Do you think Mary's friends will agree to do a short break in this country, that she's more likely to be able to attend? Perhaps a weekend away in a nice hotel with a health spa or something, so that they can all have some pampering time and you can relax knowing that she's not gone off abroad anywhere. Even if it's just a day trip, it might help cheer her up - we all need pampering time from time to time! Or perhaps they would enjoy something like quad biking more, if she's not into girly stuff and she has enough energy for it.
If I could, I would volunteer to go along as her personal physician, but I think I might be more of a hindrance than a help - I can just imagine us causing chaos by both going off at the same time.

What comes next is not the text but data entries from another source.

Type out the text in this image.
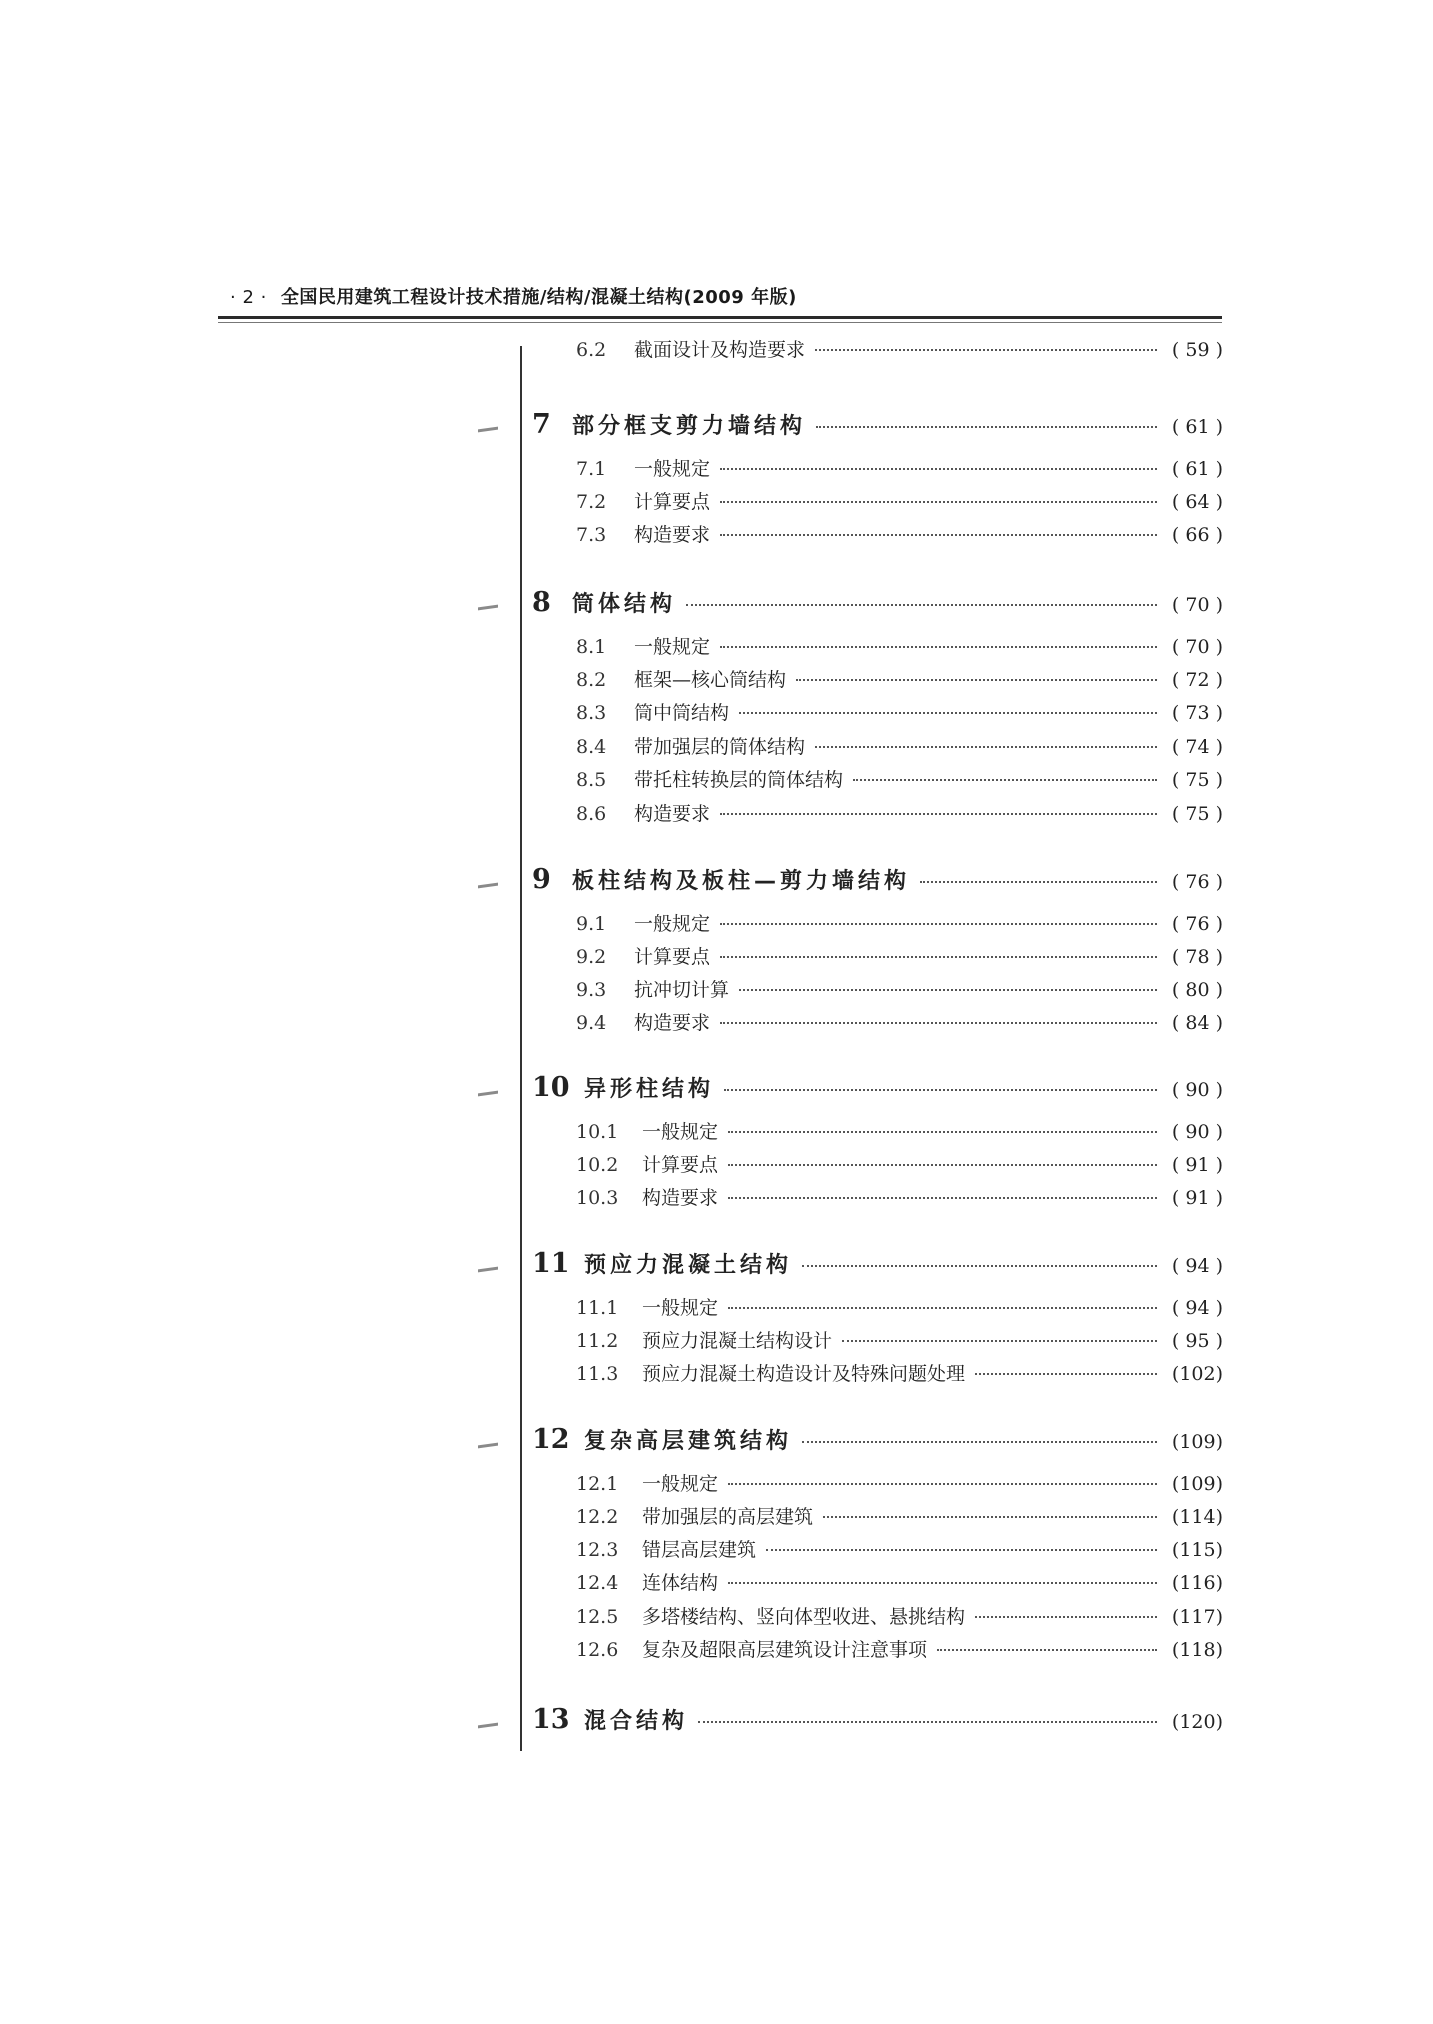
· 2 · 全国民用建筑工程设计技术措施/结构/混凝土结构(2009 年版)
6.2	截面设计及构造要求	( 59 )
7 部分框支剪力墙结构	( 61 )
7.1	一般规定	( 61 )
7.2	计算要点	( 64 )
7.3	构造要求	( 66 )
8 筒体结构	( 70 )
8.1	一般规定	( 70 )
8.2	框架—核心筒结构	( 72 )
8.3	筒中筒结构	( 73 )
8.4	带加强层的筒体结构	( 74 )
8.5	带托柱转换层的筒体结构	( 75 )
8.6	构造要求	( 75 )
9 板柱结构及板柱—剪力墙结构	( 76 )
9.1	一般规定	( 76 )
9.2	计算要点	( 78 )
9.3	抗冲切计算	( 80 )
9.4	构造要求	( 84 )
10 异形柱结构	( 90 )
10.1	一般规定	( 90 )
10.2	计算要点	( 91 )
10.3	构造要求	( 91 )
11 预应力混凝土结构	( 94 )
11.1	一般规定	( 94 )
11.2	预应力混凝土结构设计	( 95 )
11.3	预应力混凝土构造设计及特殊问题处理	(102)
12 复杂高层建筑结构	(109)
12.1	一般规定	(109)
12.2	带加强层的高层建筑	(114)
12.3	错层高层建筑	(115)
12.4	连体结构	(116)
12.5	多塔楼结构、竖向体型收进、悬挑结构	(117)
12.6	复杂及超限高层建筑设计注意事项	(118)
13 混合结构	(120)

Take care anyway, and I do hope Mary feels a little better soon
Em H
Thanks EM
Hi EM,
Thanks for replying, will pass on message to mary and will look into the info and see wot mary thinks.
She does have a few really good friends that do understand, they have all seen wot she has been through, but like u she worries that they are going to get fed up of her letting them down all the time last minute. Even tho she wasn't well enough to go on this holiday with them, if she could have boarded the plane without needing letter from cons she would have gone. And i would have worried myself sick and i know her friends would have been a bag of nerves.
I have suggested going away somewhere in this country of a short break (with me) tho i can understand her not wanting to go away with me, she says i fuss too much. I will speak to her about a pampering weekend with friends and see wot she thinks. Then if she does want to go ahead she can speak to her friends then when the return from hols.
Thanks again em.
Take Care
collette
xxx
Hi
Hope everyone is doing alright and those who aren't feel better very soon.
Just looking for someone to chat to really.
Mary is really struggling 2day, tho she keeps saying she is "" fine "" and she can cope.
I can clearly see she's not. I feel so flustrated an useless. I just wish i could do something to take away her suffering or at less help in some way.
Sorry to moan, guess all parents feel the same when there watching their child suffering.
Sorry i just needed to get that off my chest. Hope u all don't mind.